Un ordinariat pour les catholiques de l'ancienne messe n'est pas une bonne solution - Mgr Schneider
- La synodalité devient un mot de code pour diluer davantage la clarté de la foi catholique.
- Nous sommes en train de transformer l'Église en un club de débat permanent et une sorte de parlement, ce qui va à l'encontre de la structure divinement établie de l'Église. Les réunions synodales sont une perte de temps et d'argent, et elles éloignent les évêques et les laïcs du travail vital d'évangélisation.
- La liturgie est le premier devoir de l'Église : adorer et vénérer Dieu dignement.
- Je ne suis pas convaincu qu'un ordinariat pour la liturgie traditionnelle soit une bonne solution. Il isolerait ceux qui sont attachés à la liturgie traditionnelle, mais la messe devrait être pour tout le monde.
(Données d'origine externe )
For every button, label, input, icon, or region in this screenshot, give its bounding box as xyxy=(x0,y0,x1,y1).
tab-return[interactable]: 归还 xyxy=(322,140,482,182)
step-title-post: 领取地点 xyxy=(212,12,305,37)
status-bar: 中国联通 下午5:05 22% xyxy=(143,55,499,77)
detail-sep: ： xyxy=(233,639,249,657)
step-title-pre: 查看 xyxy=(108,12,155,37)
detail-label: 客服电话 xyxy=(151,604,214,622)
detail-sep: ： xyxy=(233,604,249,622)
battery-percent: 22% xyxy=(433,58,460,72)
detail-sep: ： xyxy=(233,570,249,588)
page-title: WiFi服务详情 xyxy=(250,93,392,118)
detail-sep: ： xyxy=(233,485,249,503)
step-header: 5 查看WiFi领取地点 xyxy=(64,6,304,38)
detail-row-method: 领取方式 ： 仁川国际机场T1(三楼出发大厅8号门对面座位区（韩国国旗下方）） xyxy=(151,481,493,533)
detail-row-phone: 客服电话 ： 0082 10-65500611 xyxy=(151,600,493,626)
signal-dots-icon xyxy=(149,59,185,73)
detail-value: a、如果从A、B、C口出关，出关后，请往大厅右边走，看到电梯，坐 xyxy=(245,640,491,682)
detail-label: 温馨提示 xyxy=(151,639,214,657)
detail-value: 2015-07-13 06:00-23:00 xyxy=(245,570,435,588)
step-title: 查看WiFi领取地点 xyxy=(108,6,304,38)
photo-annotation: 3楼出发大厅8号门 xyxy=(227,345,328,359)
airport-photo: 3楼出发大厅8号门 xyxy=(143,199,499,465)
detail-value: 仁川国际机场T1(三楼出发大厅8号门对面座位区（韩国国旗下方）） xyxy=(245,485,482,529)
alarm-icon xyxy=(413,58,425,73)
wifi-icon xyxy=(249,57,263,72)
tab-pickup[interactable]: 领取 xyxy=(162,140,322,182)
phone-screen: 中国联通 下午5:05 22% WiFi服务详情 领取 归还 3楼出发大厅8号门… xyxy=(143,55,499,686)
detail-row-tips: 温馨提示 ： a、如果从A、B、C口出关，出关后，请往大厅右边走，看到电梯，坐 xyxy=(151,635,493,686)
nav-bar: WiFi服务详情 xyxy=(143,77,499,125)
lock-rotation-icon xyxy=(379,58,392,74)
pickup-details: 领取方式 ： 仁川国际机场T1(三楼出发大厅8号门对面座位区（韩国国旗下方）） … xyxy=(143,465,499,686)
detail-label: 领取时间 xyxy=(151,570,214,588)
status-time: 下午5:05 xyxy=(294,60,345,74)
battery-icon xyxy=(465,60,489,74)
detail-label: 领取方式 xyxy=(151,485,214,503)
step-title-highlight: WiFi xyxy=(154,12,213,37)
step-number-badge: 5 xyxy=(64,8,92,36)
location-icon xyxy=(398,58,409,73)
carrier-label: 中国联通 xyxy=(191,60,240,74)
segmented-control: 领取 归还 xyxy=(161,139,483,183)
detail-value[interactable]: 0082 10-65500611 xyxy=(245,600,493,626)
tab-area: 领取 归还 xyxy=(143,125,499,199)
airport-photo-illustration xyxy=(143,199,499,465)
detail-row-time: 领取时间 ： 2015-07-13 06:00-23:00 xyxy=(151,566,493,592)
La messe traditionnelle en latin doit revenir au cœur de l'Église et se banaliser.
- Un évêque ne devrait pas avoir le droit d'entraver ou de limiter la messe traditionnelle en latin.
- La présence de femmes à l'autel transmet une informalité de type protestant et détruit le caractère sacré et sublime de la liturgie catholique.
- Dire que la Fraternité Saint-Pie X ne croit pas au Pape est totalement faux et même calomnieux.
- Vatican II n'est qu'un des vingt-et-un conciles œcuméniques et ne doit pas être absolutisé.
- Il y a un texte dans Lumen Gentium qui dit que les catholiques et les musulmans adorent le même Dieu. Il est ambigu et cause beaucoup de confusion aujourd'hui.
- Au Kazakhstan, certaines personnes d'origine musulmane viennent à l'église catholique simplement pour chercher le silence. Pendant l'adoration eucharistique, elles font l'expérience d'une paix profonde qu'elles ne trouvent pas à la mosquée, ce qui devient le premier pas sur le chemin de la foi.